The two abandoned the Ford Edge and headed to Evansville, Indiana, where Casey White eventually abandoned the pickup truck in a car wash bay.
In Evansville, investigators say the two paid a homeless man to use his identity to rent a hotel room, paying in cash in advance for a 14-day stay. They lived under the alleged motel nickname and got a third car, a Cadillac sedan.
The car wash manager first spotted the abandoned pickup on Tuesday, May 3, and realized something was wrong when he was still there the next morning. He called the police and an officer came out, inspected the license plates, took a report and left. The car was not stolen and the local police could do nothing.
On Sunday there was a break because the employee wrote VIN in the protocol. Keeley’s team spotted him as they checked databases. The team of fugitives landed in Evansville, working with fellow deputy marshals in Indiana.
A video of an observation from the car wash showed a Cadillac. Investigators from the task force began touring motels and restaurant parking lots, Keeley said.
Eventually, they found the car at a local motel and placed it under surveillance. Vicki White soon appeared in a wig, along with Casey, 6 feet 9 feet tall, Keeley said. They jumped into the Cadillac and set off with the marshals secretly watching them, but the officers were spotted, according to Keeley.
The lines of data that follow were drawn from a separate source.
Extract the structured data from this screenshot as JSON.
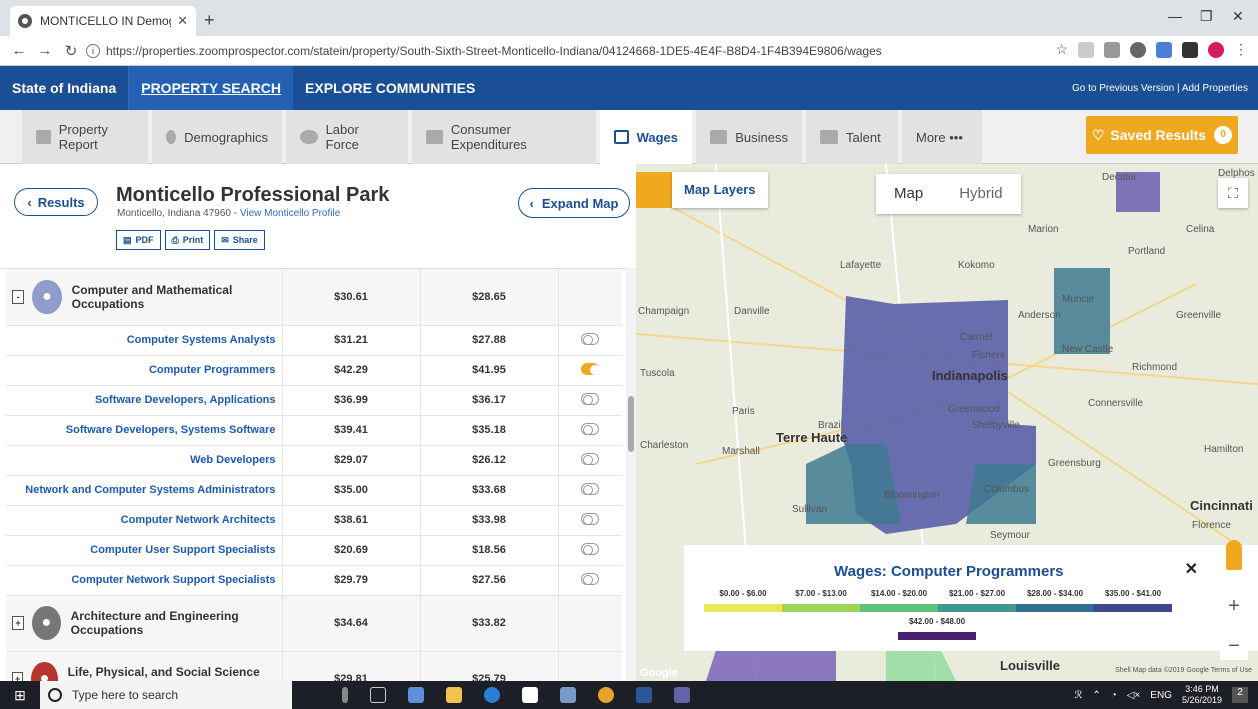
{
  "browser": {
    "tab_title": "MONTICELLO IN Demographics",
    "url": "https://properties.zoomprospector.com/statein/property/South-Sixth-Street-Monticello-Indiana/04124668-1DE5-4E4F-B8D4-1F4B394E9806/wages"
  },
  "nav": {
    "state": "State of Indiana",
    "property_search": "PROPERTY SEARCH",
    "explore": "EXPLORE COMMUNITIES",
    "right_links": "Go to Previous Version  |  Add Properties"
  },
  "tabs": [
    {
      "label": "Property Report"
    },
    {
      "label": "Demographics"
    },
    {
      "label": "Labor Force"
    },
    {
      "label": "Consumer Expenditures"
    },
    {
      "label": "Wages"
    },
    {
      "label": "Business"
    },
    {
      "label": "Talent"
    },
    {
      "label": "More •••"
    }
  ],
  "saved": {
    "label": "Saved Results",
    "count": "0"
  },
  "property": {
    "results_label": "Results",
    "title": "Monticello Professional Park",
    "address": "Monticello, Indiana 47960 - ",
    "profile_link": "View Monticello Profile",
    "pdf": "PDF",
    "print": "Print",
    "share": "Share",
    "expand_map": "Expand Map"
  },
  "rows": [
    {
      "type": "group",
      "name": "Computer and Mathematical Occupations",
      "v1": "$30.61",
      "v2": "$28.65",
      "expand": "-",
      "color": "#8f9ccc"
    },
    {
      "type": "item",
      "name": "Computer Systems Analysts",
      "v1": "$31.21",
      "v2": "$27.88",
      "on": false
    },
    {
      "type": "item",
      "name": "Computer Programmers",
      "v1": "$42.29",
      "v2": "$41.95",
      "on": true
    },
    {
      "type": "item",
      "name": "Software Developers, Applications",
      "v1": "$36.99",
      "v2": "$36.17",
      "on": false
    },
    {
      "type": "item",
      "name": "Software Developers, Systems Software",
      "v1": "$39.41",
      "v2": "$35.18",
      "on": false
    },
    {
      "type": "item",
      "name": "Web Developers",
      "v1": "$29.07",
      "v2": "$26.12",
      "on": false
    },
    {
      "type": "item",
      "name": "Network and Computer Systems Administrators",
      "v1": "$35.00",
      "v2": "$33.68",
      "on": false
    },
    {
      "type": "item",
      "name": "Computer Network Architects",
      "v1": "$38.61",
      "v2": "$33.98",
      "on": false
    },
    {
      "type": "item",
      "name": "Computer User Support Specialists",
      "v1": "$20.69",
      "v2": "$18.56",
      "on": false
    },
    {
      "type": "item",
      "name": "Computer Network Support Specialists",
      "v1": "$29.79",
      "v2": "$27.56",
      "on": false
    },
    {
      "type": "group",
      "name": "Architecture and Engineering Occupations",
      "v1": "$34.64",
      "v2": "$33.82",
      "expand": "+",
      "color": "#777777"
    },
    {
      "type": "group",
      "name": "Life, Physical, and Social Science Occupations",
      "v1": "$29.81",
      "v2": "$25.79",
      "expand": "+",
      "color": "#b5362f"
    }
  ],
  "map": {
    "layers_label": "Map Layers",
    "map_label": "Map",
    "hybrid_label": "Hybrid",
    "legend_title": "Wages: Computer Programmers",
    "legend": [
      {
        "label": "$0.00 - $6.00",
        "color": "#e8e65a"
      },
      {
        "label": "$7.00 - $13.00",
        "color": "#9cd35e"
      },
      {
        "label": "$14.00 - $20.00",
        "color": "#5fbf7d"
      },
      {
        "label": "$21.00 - $27.00",
        "color": "#3e9a8f"
      },
      {
        "label": "$28.00 - $34.00",
        "color": "#2f6f8f"
      },
      {
        "label": "$35.00 - $41.00",
        "color": "#3b4a8c"
      },
      {
        "label": "$42.00 - $48.00",
        "color": "#4b1f6f"
      }
    ],
    "labels": [
      "Decatur",
      "Delphos",
      "Lafayette",
      "Kokomo",
      "Marion",
      "Celina",
      "Portland",
      "Champaign",
      "Danville",
      "Muncie",
      "Anderson",
      "Greenville",
      "Tuscola",
      "Carmel",
      "Fishers",
      "Indianapolis",
      "New Castle",
      "Richmond",
      "Paris",
      "Terre Haute",
      "Brazil",
      "Greenwood",
      "Shelbyville",
      "Connersville",
      "Charleston",
      "Marshall",
      "Greensburg",
      "Hamilton",
      "Bloomington",
      "Columbus",
      "Sullivan",
      "Cincinnati",
      "Florence",
      "Seymour",
      "Louisville"
    ],
    "footer": "Shell  Map data ©2019 Google   Terms of Use",
    "google": "Google"
  },
  "taskbar": {
    "search": "Type here to search",
    "lang": "ENG",
    "time": "3:46 PM",
    "date": "5/26/2019"
  }
}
The brief chase ended when police crashed the car. The Cadillac overturned and at one point Vicki White shot herself in the head, authorities said.
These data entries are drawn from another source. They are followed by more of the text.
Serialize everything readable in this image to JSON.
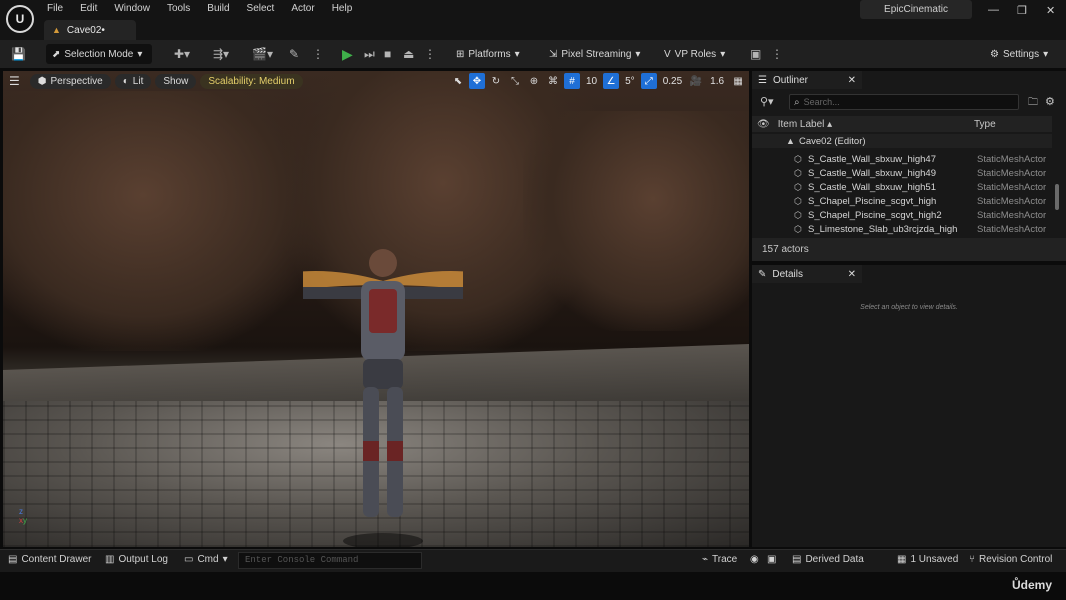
{
  "app": {
    "menu": [
      "File",
      "Edit",
      "Window",
      "Tools",
      "Build",
      "Select",
      "Actor",
      "Help"
    ],
    "doc_tab": "Cave02•",
    "project": "EpicCinematic",
    "win_min": "—",
    "win_restore": "❐",
    "win_close": "✕"
  },
  "toolbar": {
    "selection_mode": "Selection Mode",
    "platforms": "Platforms",
    "pixel_streaming": "Pixel Streaming",
    "vp_roles": "VP Roles",
    "settings": "Settings"
  },
  "viewport": {
    "perspective": "Perspective",
    "lit": "Lit",
    "show": "Show",
    "scalability": "Scalability: Medium",
    "grid": "10",
    "angle": "5°",
    "scale": "0.25",
    "cam_speed": "1.6"
  },
  "outliner": {
    "title": "Outliner",
    "search_placeholder": "Search...",
    "col_label": "Item Label ▴",
    "col_type": "Type",
    "root": "Cave02 (Editor)",
    "rows": [
      {
        "name": "S_Castle_Wall_sbxuw_high47",
        "type": "StaticMeshActor"
      },
      {
        "name": "S_Castle_Wall_sbxuw_high49",
        "type": "StaticMeshActor"
      },
      {
        "name": "S_Castle_Wall_sbxuw_high51",
        "type": "StaticMeshActor"
      },
      {
        "name": "S_Chapel_Piscine_scgvt_high",
        "type": "StaticMeshActor"
      },
      {
        "name": "S_Chapel_Piscine_scgvt_high2",
        "type": "StaticMeshActor"
      },
      {
        "name": "S_Limestone_Slab_ub3rcjzda_high",
        "type": "StaticMeshActor"
      }
    ],
    "count": "157 actors"
  },
  "details": {
    "title": "Details",
    "empty": "Select an object to view details."
  },
  "status": {
    "content_drawer": "Content Drawer",
    "output_log": "Output Log",
    "cmd": "Cmd",
    "console_placeholder": "Enter Console Command",
    "trace": "Trace",
    "derived": "Derived Data",
    "unsaved": "1 Unsaved",
    "revision": "Revision Control"
  },
  "watermark": "Ůdemy"
}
As officers pulled them out of the wreckage, Casey White exploded, “Please help my wife, she just shot herself in the head,” Keeley said. It was not clear why he named Vicki his wife. Investigators quickly handcuffed him and he began helping Vicky while medical teams arrived on the scene.
The pursuit was over. Indiana Sheriff’s Office officials said they had about $ 29,000 in cash, four pistols and an AR-15 rifle. Vicki White has been pronounced dead at the hospital, and Casey White was returned to Alabama on Tuesday night, where he is expected to face additional charges, in addition to the murder case and the 75-year sentence already serving for attempted murder and other charges. If convicted of murder, he could be sentenced to death.
He told investigators he was ready to have a shootout with police when he was arrested, officials said. Jamie Poss, a lawyer representing White in the murder case, declined to comment.
“This case was solved only with boots on the ground, good police work,” Keeley said.